Phi Beta Cons

The Art of Non-Conformity And Societal Deleveraging

Chris Guillebeau, author of The Art of Non-Conformity, is most well known as a world traveler. In fact, his current life mission is to travel to every one of the world’s 192 U.N.-recognized nations by his 35th birthday in 2013.

In his book (he also has a website), he talks at one point about his experience in higher education, and his “Aha!” moment about the nature of what so many are now calling the “higher-education bubble”:

After working in West Africa for four years as a volunteer aid worker, I returned to the United States to attend graduate school in the fall of 2006. The official story is that I completed a two-year master’s degree in International Studies at the University of Washington. The real story is that I spent $32,000 to learn about motivations.

Later on we’ll look at the overall experience of higher education in comparison to the formation of the writing career I began shortly thereafter. For now, the important point is that about halfway through checking off a list of required courses for graduate school, I realized that roughly 80 percent of the assignments I worked on had little or no value. The projects were simply “busywork” designed to keep students working on something so that the system could sustain itself. . . .

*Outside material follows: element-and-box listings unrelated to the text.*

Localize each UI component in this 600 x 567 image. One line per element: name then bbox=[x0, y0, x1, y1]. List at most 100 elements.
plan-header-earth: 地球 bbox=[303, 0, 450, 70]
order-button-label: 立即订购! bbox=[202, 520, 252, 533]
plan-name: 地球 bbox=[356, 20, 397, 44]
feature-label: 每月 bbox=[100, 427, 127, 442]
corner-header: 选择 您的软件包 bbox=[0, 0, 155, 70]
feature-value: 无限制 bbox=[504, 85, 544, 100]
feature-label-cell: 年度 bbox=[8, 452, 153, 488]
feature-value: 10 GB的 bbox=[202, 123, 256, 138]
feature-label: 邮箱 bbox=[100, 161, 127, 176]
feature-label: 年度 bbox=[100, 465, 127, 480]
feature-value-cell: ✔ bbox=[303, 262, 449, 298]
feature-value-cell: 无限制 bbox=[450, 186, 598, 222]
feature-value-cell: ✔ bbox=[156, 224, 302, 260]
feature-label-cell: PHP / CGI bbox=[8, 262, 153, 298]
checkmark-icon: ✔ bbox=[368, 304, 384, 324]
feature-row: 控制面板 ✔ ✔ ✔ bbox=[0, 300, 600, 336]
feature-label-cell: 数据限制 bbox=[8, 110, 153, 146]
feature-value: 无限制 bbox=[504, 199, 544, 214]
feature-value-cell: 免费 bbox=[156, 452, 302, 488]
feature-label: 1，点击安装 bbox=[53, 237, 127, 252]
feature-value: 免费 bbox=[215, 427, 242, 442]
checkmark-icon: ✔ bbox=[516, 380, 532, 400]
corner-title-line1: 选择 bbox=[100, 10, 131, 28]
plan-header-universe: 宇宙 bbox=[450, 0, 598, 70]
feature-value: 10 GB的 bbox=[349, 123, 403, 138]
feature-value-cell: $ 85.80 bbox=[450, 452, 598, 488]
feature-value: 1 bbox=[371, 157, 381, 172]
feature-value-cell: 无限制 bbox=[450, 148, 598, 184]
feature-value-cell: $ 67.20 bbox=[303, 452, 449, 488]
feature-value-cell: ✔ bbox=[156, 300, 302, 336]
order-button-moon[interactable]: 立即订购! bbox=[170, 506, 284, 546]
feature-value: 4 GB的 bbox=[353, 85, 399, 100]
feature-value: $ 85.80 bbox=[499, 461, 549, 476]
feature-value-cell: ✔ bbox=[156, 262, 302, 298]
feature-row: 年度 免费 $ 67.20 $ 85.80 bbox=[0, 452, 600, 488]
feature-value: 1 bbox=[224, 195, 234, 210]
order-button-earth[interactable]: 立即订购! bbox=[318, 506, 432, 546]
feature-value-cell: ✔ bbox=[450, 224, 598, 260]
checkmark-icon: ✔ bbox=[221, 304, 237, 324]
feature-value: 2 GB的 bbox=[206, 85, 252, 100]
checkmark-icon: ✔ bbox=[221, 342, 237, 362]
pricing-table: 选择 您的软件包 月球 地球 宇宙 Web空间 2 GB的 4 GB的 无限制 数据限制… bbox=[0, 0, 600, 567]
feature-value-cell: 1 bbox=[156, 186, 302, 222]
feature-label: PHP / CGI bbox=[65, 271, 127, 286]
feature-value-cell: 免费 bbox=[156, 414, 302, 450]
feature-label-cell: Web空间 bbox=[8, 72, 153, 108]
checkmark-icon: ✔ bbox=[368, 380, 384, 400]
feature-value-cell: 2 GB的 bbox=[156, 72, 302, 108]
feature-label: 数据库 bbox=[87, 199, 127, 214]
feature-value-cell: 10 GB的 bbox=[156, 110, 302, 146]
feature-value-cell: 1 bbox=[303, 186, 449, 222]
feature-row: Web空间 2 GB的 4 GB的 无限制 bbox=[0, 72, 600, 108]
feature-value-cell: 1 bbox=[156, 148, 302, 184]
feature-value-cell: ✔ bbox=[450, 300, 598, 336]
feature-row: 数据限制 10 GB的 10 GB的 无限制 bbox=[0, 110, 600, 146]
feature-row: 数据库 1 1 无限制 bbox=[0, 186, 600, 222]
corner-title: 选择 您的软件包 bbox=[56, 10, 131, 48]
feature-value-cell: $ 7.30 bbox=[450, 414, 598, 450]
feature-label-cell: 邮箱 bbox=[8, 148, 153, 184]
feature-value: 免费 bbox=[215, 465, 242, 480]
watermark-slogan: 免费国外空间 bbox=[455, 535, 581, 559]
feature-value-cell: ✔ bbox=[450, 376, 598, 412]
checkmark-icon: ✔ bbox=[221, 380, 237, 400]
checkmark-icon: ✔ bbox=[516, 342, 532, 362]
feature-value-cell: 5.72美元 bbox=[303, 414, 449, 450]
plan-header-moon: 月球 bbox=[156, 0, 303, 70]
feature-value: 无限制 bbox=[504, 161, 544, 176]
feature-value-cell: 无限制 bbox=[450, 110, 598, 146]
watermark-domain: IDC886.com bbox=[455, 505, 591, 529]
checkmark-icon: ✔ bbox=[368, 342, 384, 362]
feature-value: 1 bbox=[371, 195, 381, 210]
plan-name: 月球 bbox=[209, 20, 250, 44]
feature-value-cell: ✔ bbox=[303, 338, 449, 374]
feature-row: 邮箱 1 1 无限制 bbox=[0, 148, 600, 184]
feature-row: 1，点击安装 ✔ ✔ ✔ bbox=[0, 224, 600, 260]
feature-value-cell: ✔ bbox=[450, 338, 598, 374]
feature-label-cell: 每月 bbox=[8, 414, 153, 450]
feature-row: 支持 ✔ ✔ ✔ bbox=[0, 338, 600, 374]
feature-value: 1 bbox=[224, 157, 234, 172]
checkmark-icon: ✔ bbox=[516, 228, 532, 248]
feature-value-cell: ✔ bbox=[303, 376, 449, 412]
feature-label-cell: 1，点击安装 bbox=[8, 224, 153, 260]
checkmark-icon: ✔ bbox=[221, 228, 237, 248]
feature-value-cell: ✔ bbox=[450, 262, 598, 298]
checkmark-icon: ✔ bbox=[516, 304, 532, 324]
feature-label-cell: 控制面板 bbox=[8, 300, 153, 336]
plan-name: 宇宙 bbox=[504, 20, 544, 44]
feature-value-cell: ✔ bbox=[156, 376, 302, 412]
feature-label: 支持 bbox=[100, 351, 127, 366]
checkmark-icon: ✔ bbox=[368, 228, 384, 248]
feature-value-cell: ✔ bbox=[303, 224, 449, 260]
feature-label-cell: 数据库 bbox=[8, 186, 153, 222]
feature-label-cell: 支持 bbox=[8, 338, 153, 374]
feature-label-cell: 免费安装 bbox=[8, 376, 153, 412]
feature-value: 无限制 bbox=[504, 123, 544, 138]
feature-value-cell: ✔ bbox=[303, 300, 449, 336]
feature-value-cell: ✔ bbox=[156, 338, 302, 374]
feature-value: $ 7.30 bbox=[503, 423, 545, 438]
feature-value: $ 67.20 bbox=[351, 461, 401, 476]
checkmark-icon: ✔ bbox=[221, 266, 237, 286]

Just as faking it can be an effective way to get through higher education, mediocrity is the standard by which much work is judged once you get out of school.

Chris Guillebeau is a man firmly at odds with an ordinary life. He’s a self-proclaimed “fighter of the status quo.” His entire professional enterprise is devoted to counter-cultural thinking.

And yet even Guillebeau, apparently, needed to complete 18 years of education, including two years in a masters program, before the moment came when he realized the entire system is predicated on “busywork.”

And Guillebeau is probably the exception rather than the rule among those masters students, most of whom tack on massive debt to their portfolios, perhaps acquire a sliver of added knowledge, and leave thinking the system is sane.

For-profit universities are fleecing students who will never complete their degree (and fleecing government programs to boot), and traditional institutions calibrate cultural mediocrity as the new norm.

So, while I’m certainly sympathetic to the notion of a higher-education bubble — of too many going and paying into a system from which too few will graduate and benefit — I’m less inclined to think we’re yet nearing a critical tipping point.

Our cultural attitude of college-for-everyone (like its now-crushed political cousin, that dream of home-ownership-for-all) is an exercise in a cultural fantasy that will likely necessitate a massive sort of societal de-leveraging from existing over-investment.

And if the Chris Guillebeaus of the world — the self-described agitators for non-conformity — need 18 years to realize the debased nature of formal learning, it would seem we have a while still to go before things trickle down to the mainstream consciousness.